P1-Blocker: Can not run QAT workload in the non-priviledged container
vbedida79 opened this issue ยท 5 comments
Update the issue according to the comments from @vbedida79 @mregmi @mythi
Summary
To make a containerized QATlib-based app run in the OCP, we have to run it as the privileged container. However the privileged container is not allowed for user application workload for the security risk in OCP.
Detail
In OCP Containerized environment. When run the test case from cpa_sample_code
from qatlib to validate the functionality on OCP using a non privileged container, the tests fail during the initialization as it cannot allocate memory. All the tests pass when used in a privileged container.
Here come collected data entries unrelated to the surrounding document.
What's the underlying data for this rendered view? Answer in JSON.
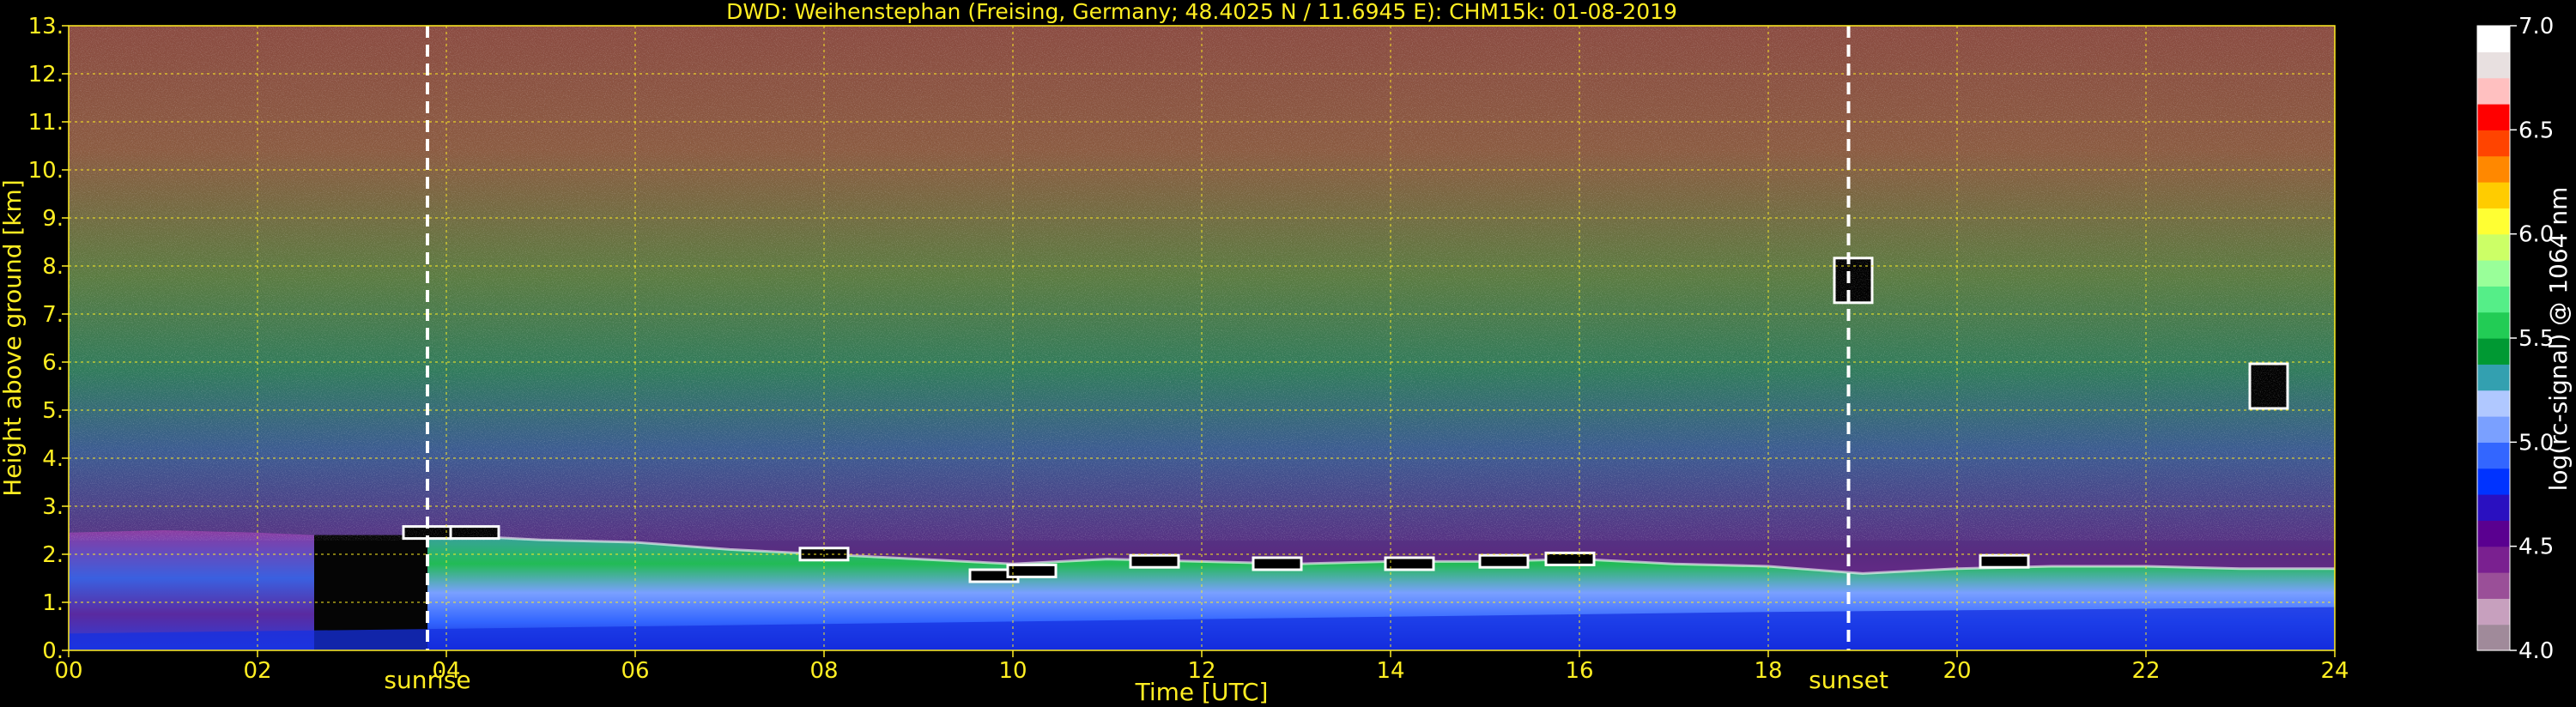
{
  "chart_data": {
    "type": "heatmap",
    "title": "DWD: Weihenstephan (Freising, Germany; 48.4025 N / 11.6945 E):    CHM15k: 01-08-2019",
    "xlabel": "Time [UTC]",
    "ylabel": "Height above ground [km]",
    "xlim": [
      0,
      24
    ],
    "ylim": [
      0,
      13
    ],
    "x_ticks": [
      "00",
      "02",
      "04",
      "06",
      "08",
      "10",
      "12",
      "14",
      "16",
      "18",
      "20",
      "22",
      "24"
    ],
    "y_ticks": [
      "0.",
      "1.",
      "2.",
      "3.",
      "4.",
      "5.",
      "6.",
      "7.",
      "8.",
      "9.",
      "10.",
      "11.",
      "12.",
      "13."
    ],
    "grid": true,
    "colorbar": {
      "label": "log(rc-signal) @ 1064 nm",
      "range": [
        4.0,
        7.0
      ],
      "ticks": [
        "4.0",
        "4.5",
        "5.0",
        "5.5",
        "6.0",
        "6.5",
        "7.0"
      ],
      "colors": [
        "#a08a9a",
        "#c7a0be",
        "#9a4f98",
        "#7a2090",
        "#5a0090",
        "#2a10c0",
        "#0033ff",
        "#3366ff",
        "#7aa0ff",
        "#b0c8ff",
        "#33a0b0",
        "#009933",
        "#22cc55",
        "#55ee88",
        "#99ff99",
        "#ccff66",
        "#ffff33",
        "#ffcc00",
        "#ff8800",
        "#ff4400",
        "#ff0000",
        "#ffc0c0",
        "#e8e0e0",
        "#ffffff"
      ]
    },
    "markers": [
      {
        "label": "sunrise",
        "time_utc": 3.8
      },
      {
        "label": "sunset",
        "time_utc": 18.85
      }
    ],
    "mixing_layer_height_km": [
      [
        0,
        2.45
      ],
      [
        2,
        2.45
      ],
      [
        2.6,
        2.4
      ],
      [
        3.5,
        2.35
      ],
      [
        4,
        2.4
      ],
      [
        5,
        2.3
      ],
      [
        6,
        2.25
      ],
      [
        7,
        2.1
      ],
      [
        8,
        2.0
      ],
      [
        9,
        1.9
      ],
      [
        10,
        1.8
      ],
      [
        11,
        1.9
      ],
      [
        12,
        1.85
      ],
      [
        13,
        1.8
      ],
      [
        14,
        1.85
      ],
      [
        15,
        1.85
      ],
      [
        16,
        1.9
      ],
      [
        17,
        1.8
      ],
      [
        18,
        1.75
      ],
      [
        19,
        1.6
      ],
      [
        20,
        1.7
      ],
      [
        21,
        1.75
      ],
      [
        22,
        1.75
      ],
      [
        23,
        1.7
      ],
      [
        24,
        1.7
      ]
    ],
    "cloud_base_km": [
      [
        3.8,
        2.4
      ],
      [
        4.3,
        2.4
      ],
      [
        8.0,
        1.95
      ],
      [
        9.8,
        1.5
      ],
      [
        10.2,
        1.6
      ],
      [
        11.5,
        1.8
      ],
      [
        12.8,
        1.75
      ],
      [
        14.2,
        1.75
      ],
      [
        15.2,
        1.8
      ],
      [
        15.9,
        1.85
      ],
      [
        20.5,
        1.8
      ],
      [
        18.9,
        7.7
      ],
      [
        23.3,
        5.5
      ]
    ]
  }
}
dma_map_slab:200 VFIO_IOMMU_MAP_DMA failed va=7f8709cca000 iova=200000 size=200000 -- errno=12
[error] SalCtrl_ServiceInit() - : Failed to initialise all service instances
[error] SalCtrl_ServiceEventStart() - : Private data is NULL
qaeMemInit started
ADF_UIO_PROXY err: adf_init_ring: unable to get ringbuf(v:(nil),p:(nil)) for rings in bank(0)
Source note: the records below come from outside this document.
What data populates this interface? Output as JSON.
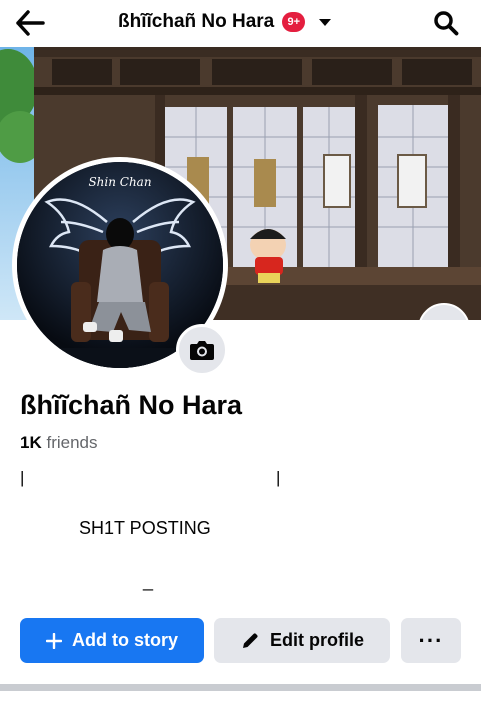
{
  "header": {
    "title": "ßhĩĩchañ No Hara",
    "notification_badge": "9+"
  },
  "profile": {
    "name": "ßhĩĩchañ No Hara",
    "friends_count": "1K",
    "friends_label": "friends",
    "avatar_caption": "Shin Chan"
  },
  "bio": {
    "line_left": "|",
    "line_right": "|",
    "text": "SH1T POSTING",
    "dash": "_"
  },
  "actions": {
    "add_story_label": "Add to story",
    "edit_profile_label": "Edit profile",
    "more_label": "···"
  },
  "colors": {
    "accent": "#1877f2",
    "badge": "#e41e3f",
    "secondary_button": "#e4e6eb"
  },
  "icons": {
    "back": "arrow-left-icon",
    "search": "search-icon",
    "camera": "camera-icon",
    "plus": "plus-icon",
    "pencil": "pencil-icon",
    "caret": "caret-down-icon"
  }
}
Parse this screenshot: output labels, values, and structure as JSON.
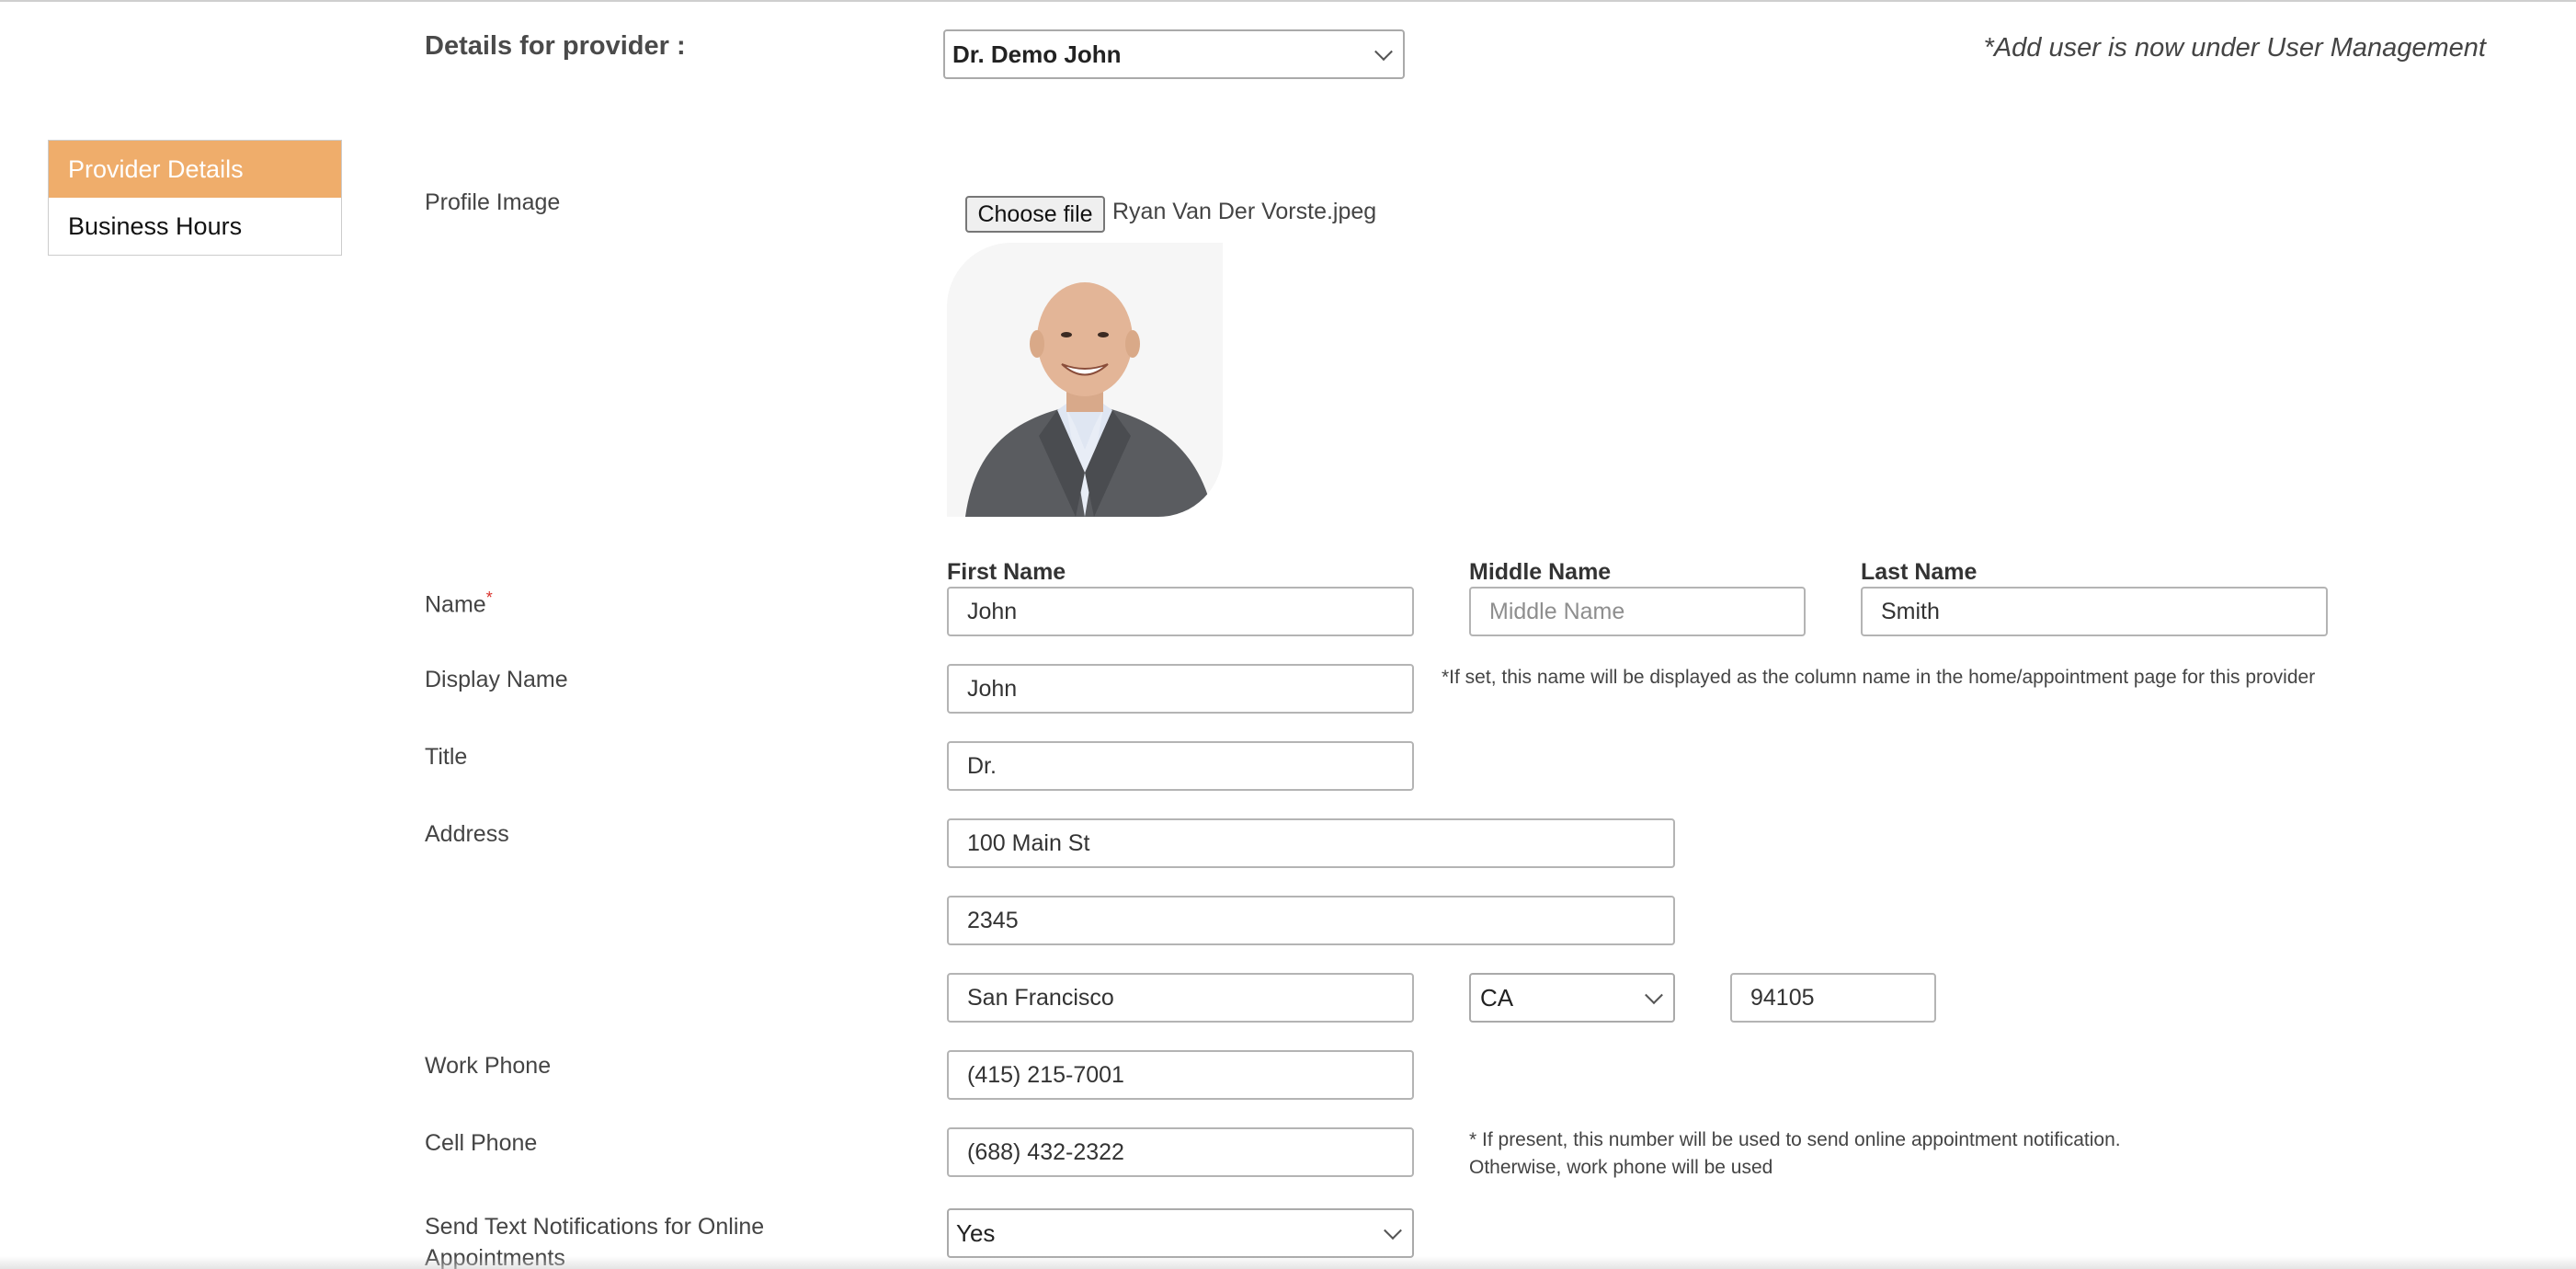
{
  "header": {
    "title": "Details for provider :",
    "provider_selected": "Dr. Demo John",
    "add_user_note": "*Add user is now under User Management"
  },
  "sidebar": {
    "items": [
      {
        "label": "Provider Details",
        "active": true
      },
      {
        "label": "Business Hours",
        "active": false
      }
    ]
  },
  "form": {
    "profile_image": {
      "label": "Profile Image",
      "choose_button": "Choose file",
      "file_name": "Ryan Van Der Vorste.jpeg"
    },
    "name": {
      "label": "Name",
      "required_mark": "*",
      "first_name_label": "First Name",
      "first_name_value": "John",
      "middle_name_label": "Middle Name",
      "middle_name_placeholder": "Middle Name",
      "last_name_label": "Last Name",
      "last_name_value": "Smith"
    },
    "display_name": {
      "label": "Display Name",
      "value": "John",
      "hint": "*If set, this name will be displayed as the column name in the home/appointment page for this provider"
    },
    "title": {
      "label": "Title",
      "value": "Dr."
    },
    "address": {
      "label": "Address",
      "line1": "100 Main St",
      "line2": "2345",
      "city": "San Francisco",
      "state": "CA",
      "zip": "94105"
    },
    "work_phone": {
      "label": "Work Phone",
      "value": "(415) 215-7001"
    },
    "cell_phone": {
      "label": "Cell Phone",
      "value": "(688) 432-2322",
      "hint_line1": "* If present, this number will be used to send online appointment notification.",
      "hint_line2": "Otherwise, work phone will be used"
    },
    "text_notifications": {
      "label_line1": "Send Text Notifications for Online",
      "label_line2": "Appointments",
      "value": "Yes"
    }
  },
  "colors": {
    "active_tab": "#efad6b",
    "required": "#d9302a"
  }
}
ADF_UIO_PROXY err: icp_adf_transCreateHandle: adf_init_ring failed
ADF_UIO_PROXY err: adf_user_subsystemInit: Failed to initialise Subservice SAL
ADF_UIO_PROXY err: adf_user_subsystemStart: Failed to start Subservice SAL
ADF_UIO_PROXY err: icp_adf_subsystemUnregister: Failed to shutdown subservice SAL.
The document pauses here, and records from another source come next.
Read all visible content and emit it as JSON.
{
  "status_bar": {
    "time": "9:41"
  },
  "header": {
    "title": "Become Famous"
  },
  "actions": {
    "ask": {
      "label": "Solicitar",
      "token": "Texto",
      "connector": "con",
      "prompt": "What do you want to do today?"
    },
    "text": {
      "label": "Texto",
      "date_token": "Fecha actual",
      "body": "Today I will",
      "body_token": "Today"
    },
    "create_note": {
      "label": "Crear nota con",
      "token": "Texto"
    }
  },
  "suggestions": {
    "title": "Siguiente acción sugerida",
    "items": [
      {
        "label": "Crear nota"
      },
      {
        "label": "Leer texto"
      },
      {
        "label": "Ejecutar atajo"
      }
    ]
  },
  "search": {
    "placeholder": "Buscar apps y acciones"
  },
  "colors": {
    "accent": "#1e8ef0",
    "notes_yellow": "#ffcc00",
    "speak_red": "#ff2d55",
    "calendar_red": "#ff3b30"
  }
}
quickassist/lookaside/access_layer/src/sample_code/performance/cpa_sample_code_main.c, main():479 Could not start sal for user space
[error] SalCtrl_AdfServicesStartedCheck() - : Sal Ctrl failed to start in given time
root case
in OCP IPC_LOCK capability needed in the SCC(security context constraints) to enable the DMA from userspace for QAT VFIO device
Solution
-
Looks like we can't use predefined OCP SCC
-
We might need to define and maintain a reference user defined SCC and add the IPC_LOCK capability.
-
We must be very careful to define and maintain a reference user SCC .
-
So we might need to create our own SCC for QAT workload by starting from the predefined OCP "restricted" or "restricted-v2" and add the IPC_LOCK capability
We are seeing an issue even after using an workaround (setsebool container_use_devices on). It failes to allocation memory during initialization. checking with qatlib team for more details.
[error] SalCtrl_ServiceInit() - : Failed to initialise all service instances
[error] SalCtrl_ServiceEventStart() - : Private data is NULL
qaeMemInit started
ADF_UIO_PROXY err: adf_init_ring: unable to get ringbuf(v:(nil),p:(nil)) for rings in bank(0)
ADF_UIO_PROXY err: icp_adf_transCreateHandle: adf_init_ring failed
ADF_UIO_PROXY err: adf_user_subsystemInit: Failed to initialise Subservice SAL
ADF_UIO_PROXY err: adf_user_subsystemStart: Failed to start Subservice SAL
ADF_UIO_PROXY err: icp_adf_subsystemUnregister: Failed to shutdown subservice SAL.
quickassist/lookaside/access_layer/src/sample_code/performance/cpa_sample_code_main.c, main():479 Could not start sal for user space
[error] SalCtrl_AdfServicesStartedCheck() - : Sal Ctrl failed to start in given time
[error] do_userStart() - : Failed to start services
Mikko:
container runtimes by default limit capabilities given to processes. QAT apps need to add IPC_LOCK capability to deployments in order to DMA from user space.